Se dijo en este espacio 10 días después de la tragedia que el de los mineros era un caso especial de distracción, pero, además, tras largos y agónicos 27 días, desde aquella mañana del 3 de agosto cuando quedaron atrapados en la mina de carbón en el Pinabete en Sabinas, Coahuila, el tiempo ha puesto al descubierto que estamos en pañales para responder a un problema de tan alta dimensión.

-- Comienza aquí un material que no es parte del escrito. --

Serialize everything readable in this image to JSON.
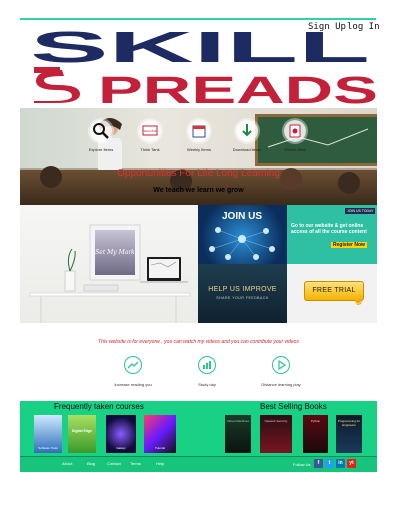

El rescate de los cuerpos de las 10 personas que quedaron atrapadas en el fondo de la mina de carbón –a más de 60 metros de profundidad-, ha quedado muy lejos de las expectativas optimistas de las autoridades del gobierno federal.

Y más allá del hecho, el manejo engañoso de su rescate en un mínimo de 10 días como se prometió y difundió con alharaca desde el principio, ha evidenciado que no tenemos el equipo humano ni técnico para emprender una labor titánica que los familiares de las víctimas confiaban que se podría realizar.

Creyeron en el “ahora sí”, “mañana bajamos”, “ya hay las condiciones”, “la ayuda llegó” y ahora resulta que será de 5 a 11 meses lo que las tareas tardarán en llegar hasta el fondo de la mina. Pensar que los mineros están vivos sería un milagro. Respetar la decisión de la familia de que les entreguen los cuerpos es una buena respuesta de la autoridad.

Si el gobierno está decidido a no cancelar los trabajos y mantener vigente el tema en la agenda nacional es parte de la política del gobierno de la Cuarta Transformación. Lo dijimos en su momento, mantener la distracción a los temas torales de violencia e inseguridad es parte de la estrategia.

Una labor social humanitaria es más productiva que estar escuchando y viendo las escenas terroríficas de violencia, quema de unidades vehiculares, masacres y demás actos que describen el verdadero estado de sitio que se vive en las entidades del centro y norte del estado.

En los medios nacionales se describen los narcobloqueos, la aparición de personas embolsadas, los enfrentamientos entre grupos delincuenciales, y desde este domingo, la marcha de padres de familia que demandan medicamentos para sus niños con cáncer.

Por ello esta acción solidaria y como le enfatizamos, humanitaria, se pondera porque al pueblo también hay que darle el enfoque de que el gobierno es compasivo, piadoso y caritativo.

De ahí que los escenarios de la Cuarta Transformación aplauden cuando se escucha del presidente exigir en público al director general de la Comisión Federal de Electricidad, Manuel Bartlett, que se aplique para que se apoye en el rescate de los mineros.

O el compromiso del mismo presidente de la República cuando dice que se indemnizará a los deudos, pero no con la ayuda “convencional”, sino con más, de lo que se trata es tranquilizar a la familia.

Si ello es lo más correcto, no acaso sería mejor pensionar de por vida a los hijos o familiares de las personas fallecidas y que el lugar de la tragedia se decrete como un camposanto para que, de acuerdo a las creencias religiosas de las víctimas, sus almas descansen en paz.

O se habrán puesto a pensar cuánto serán los millones de pesos que se reportarán para el rescate de las víctimas. Acaso no es mejor que la investigación contra los responsables de las garantías arcaicas que tenían los trabajadores sea bajo un castigo penal ejemplar. O también que esto sirva para regularizar la actividad en todo el país, para que se le dé voz a los trabajadores de que exhiban las carencias con las que trabajan.

Además, es una buena oportunidad para que las autoridades correspondientes se aboquen a hacer su chamba, desterrando las complicidades.

El presidente Andrés Manuel López Obrador dice que les costó mucho tranquilizar a las familias, luego de que les notificaron que los trabajos se prolongarán por meses. El que les haya ofrecido más dinero como indemnización es una buena oferta que en estos tiempos de crisis nadie, absolutamente nadie, rechazaría, cuando saben y están ciertos que los mineros han pasado a mejor vida.

Que no espante entonces que las posturas triunfalistas de la titular nacional de Protección Civil, Laura Velázquez, eran irresponsables, pero al final, de lo que se trataba es que se ganara tiempo para que las familias asimilaran que los trabajos eran a ciegas, sin esperanza. En suma, un rescate fallido.